Cannabis for psoriasis & eczema: CBD topical & ECS
- CB2 on keratinocytes and mast cells regulates inflammation, proliferation and sebum directly in the skin
- CBD significantly inhibited keratinocyte proliferation in vitro – direct effect on psoriasis pathomechanism
- Topical CBD: penetrates the epidermis and acts locally via CB2, TRPV1 and PPAR-γ without a systemic effect
The endocannabinoid system in the skin
The skin is the largest organ of the body and one of the tissues most densely endowed with ECS components. CB1, CB2, TRPV1, TRPV4 and PPAR-γ are detected in keratinocytes, melanocytes, hair follicles, sebaceous glands, mast cells and nerve fibers of the skin. The cutaneous ECS regulates:
– Proliferation and differentiation of keratinocytes (skin renewal)
– Sebum production (sebaceous glands via CB2)
– Inflammatory reactions (mast cells, T cells)
– Itch signal chain (TRPV1 in sensory nerve fibers)
– Barrier function of the epidermis
Dysregulation of the cutaneous ECS is associated with psoriasis, atopic dermatitis (neurodermatitis), acne and chronic pruritus.
CBD for psoriasis: mechanism and studies
Psoriasis is an autoimmune-mediated inflammatory skin disease with keratinocyte hyperproliferation. CBD acts on several levels:
Antiproliferative: Wilkinson & Williamson 2007 (J Dermatol Sci): CBD inhibits keratinocyte proliferation in a concentration-dependent manner via TRPV1 activation and CB1 inhibition of the EGF receptor.
Anti-inflammatory: CBD reduces TNF-α, IL-6, IL-1β – all key cytokines in psoriasis – in keratinocytes and mast cells. CB2 activation inhibits T-cell activation in the psoriasis circuit.
| Study | Design | Result |
|---|---|---|
| Wilkinson & Williamson 2007 (J Dermatol Sci) | In vitro, keratinocytes, CBD | CBD inhibits keratinocyte proliferation at 0.1-10 µM; no toxicity; TRPV1-dependent |
| Palmieri et al. 2019 (Clin Ther) | Observational study, n=20, CBD cream for psoriasis and atopic dermatitis, 3 months | Significant improvement in skin hydration, elasticity, itching and sleep quality; no patient without improvement |
| Biro et al. 2009 (Trends Pharmacol Sci) | Review, cutaneous ECS | CB2 agonists in T cells inhibit psoriasis inflammatory cascade; topical ECS targeting proven as a therapeutic principle |
CBD for neurodermatitis (atopic dermatitis)
Atopic dermatitis is characterized by a defective skin barrier, chronic inflammation and intense itching. CBD addresses all three:
Barrier function: PPAR-γ activation by CBD stimulates ceramide synthesis → improved epidermal barrier. Ceramide deficiency is a core defect in atopic dermatitis.
Itching (pruritus): TRPV1 in cutaneous nerve fibers mediates itch signals. CBD desensitizes TRPV1 → itch reduction without antihistamine side effects.
Inflammation: IL-4, IL-13 (Th2 cytokines in atopic dermatitis) are reduced by CB2 activation – similar mechanism as with dupilumab (biologic antibody).
Topical CBD vs. systemic CBD for skin diseases
For skin diseases, topical CBD (cream, serum, ointment) makes more sense than systemic administration:
– High local concentration directly on the target tissue
– No systemic effect (no degradation via liver, no CYP interactions)
– Systemic bioavailability very low (<1 %), locally sufficient for keratinocyte effect
Quality criteria for CBD skin products:
– COA-tested CBD content (often declared too low or too high)

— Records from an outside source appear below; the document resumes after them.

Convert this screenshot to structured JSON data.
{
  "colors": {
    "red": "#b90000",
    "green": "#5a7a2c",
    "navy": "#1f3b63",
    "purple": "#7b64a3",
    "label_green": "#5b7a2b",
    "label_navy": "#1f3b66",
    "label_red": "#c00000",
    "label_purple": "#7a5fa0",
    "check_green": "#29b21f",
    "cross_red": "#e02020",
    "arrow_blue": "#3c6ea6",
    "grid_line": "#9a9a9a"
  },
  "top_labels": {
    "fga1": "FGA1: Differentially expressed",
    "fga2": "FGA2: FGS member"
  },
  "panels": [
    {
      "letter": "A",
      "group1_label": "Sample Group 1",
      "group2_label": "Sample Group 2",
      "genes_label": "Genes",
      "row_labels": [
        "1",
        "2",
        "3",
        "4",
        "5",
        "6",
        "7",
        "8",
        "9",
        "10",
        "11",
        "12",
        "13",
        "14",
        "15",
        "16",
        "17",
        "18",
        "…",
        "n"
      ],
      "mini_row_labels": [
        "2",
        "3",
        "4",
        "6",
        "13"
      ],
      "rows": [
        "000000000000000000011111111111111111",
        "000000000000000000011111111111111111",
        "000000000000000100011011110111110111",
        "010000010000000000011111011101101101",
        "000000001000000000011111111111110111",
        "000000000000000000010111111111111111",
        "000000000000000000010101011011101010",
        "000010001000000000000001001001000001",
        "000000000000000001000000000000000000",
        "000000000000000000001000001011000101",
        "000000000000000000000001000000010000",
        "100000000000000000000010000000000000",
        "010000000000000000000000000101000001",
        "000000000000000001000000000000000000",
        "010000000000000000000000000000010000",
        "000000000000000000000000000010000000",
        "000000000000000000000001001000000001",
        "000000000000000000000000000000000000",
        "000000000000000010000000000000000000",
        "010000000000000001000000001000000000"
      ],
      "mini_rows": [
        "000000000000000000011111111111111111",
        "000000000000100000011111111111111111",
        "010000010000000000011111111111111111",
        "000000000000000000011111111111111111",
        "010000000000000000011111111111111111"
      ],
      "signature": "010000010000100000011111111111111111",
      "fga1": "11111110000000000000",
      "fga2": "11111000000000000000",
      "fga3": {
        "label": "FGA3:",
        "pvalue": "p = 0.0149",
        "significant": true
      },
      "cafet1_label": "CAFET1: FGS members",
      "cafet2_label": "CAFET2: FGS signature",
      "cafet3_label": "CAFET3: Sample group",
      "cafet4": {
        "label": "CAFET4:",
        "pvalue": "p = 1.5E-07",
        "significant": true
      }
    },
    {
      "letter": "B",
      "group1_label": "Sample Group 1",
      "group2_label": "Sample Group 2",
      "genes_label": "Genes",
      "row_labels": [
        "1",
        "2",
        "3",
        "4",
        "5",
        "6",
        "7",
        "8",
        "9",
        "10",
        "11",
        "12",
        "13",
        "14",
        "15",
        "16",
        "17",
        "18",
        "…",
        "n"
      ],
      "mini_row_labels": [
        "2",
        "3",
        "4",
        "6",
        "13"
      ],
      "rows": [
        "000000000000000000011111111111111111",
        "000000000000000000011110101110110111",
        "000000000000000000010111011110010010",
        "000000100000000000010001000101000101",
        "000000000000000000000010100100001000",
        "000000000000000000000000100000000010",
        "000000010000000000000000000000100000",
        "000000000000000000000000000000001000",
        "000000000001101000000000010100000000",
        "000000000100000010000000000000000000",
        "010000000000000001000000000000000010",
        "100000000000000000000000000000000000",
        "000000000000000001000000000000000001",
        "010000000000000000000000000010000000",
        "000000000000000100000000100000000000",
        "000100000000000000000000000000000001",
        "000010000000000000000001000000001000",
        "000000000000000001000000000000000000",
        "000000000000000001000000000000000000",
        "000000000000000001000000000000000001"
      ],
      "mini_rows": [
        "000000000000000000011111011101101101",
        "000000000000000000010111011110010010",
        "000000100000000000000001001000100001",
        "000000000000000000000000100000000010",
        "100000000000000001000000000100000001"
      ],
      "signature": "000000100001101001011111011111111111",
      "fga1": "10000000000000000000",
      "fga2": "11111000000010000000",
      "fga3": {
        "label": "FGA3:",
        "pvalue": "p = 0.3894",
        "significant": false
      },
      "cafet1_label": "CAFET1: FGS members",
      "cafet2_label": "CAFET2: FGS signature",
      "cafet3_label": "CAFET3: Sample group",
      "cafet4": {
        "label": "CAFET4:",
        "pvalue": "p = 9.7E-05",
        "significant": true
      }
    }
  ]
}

– Liposomal or nanoemulsified formulation increases skin penetration
– No alcohol carrier for neurodermatitis (drying)
– Ceramides and panthenol as additional barrier supporters
Cannabis & the immune system - Comparison of forms of consumption
FAQ: Cannabis for skin diseases
Summary
Cutaneous ECS is one of the best understood and most accessible ECS areas. CBD has an antiproliferative effect on keratinocytes (psoriasis), an anti-inflammatory effect via CB2/TRPV1 and reduces itching via TRPV1 desensitization (neurodermatitis). Topical CBD is more useful for skin diseases than systemic use – high local concentration, no interactions. CBD dosage guide for systemic use for comorbidities; check interactions with dermatologicals (cyclosporine, methotrexate) with a doctor.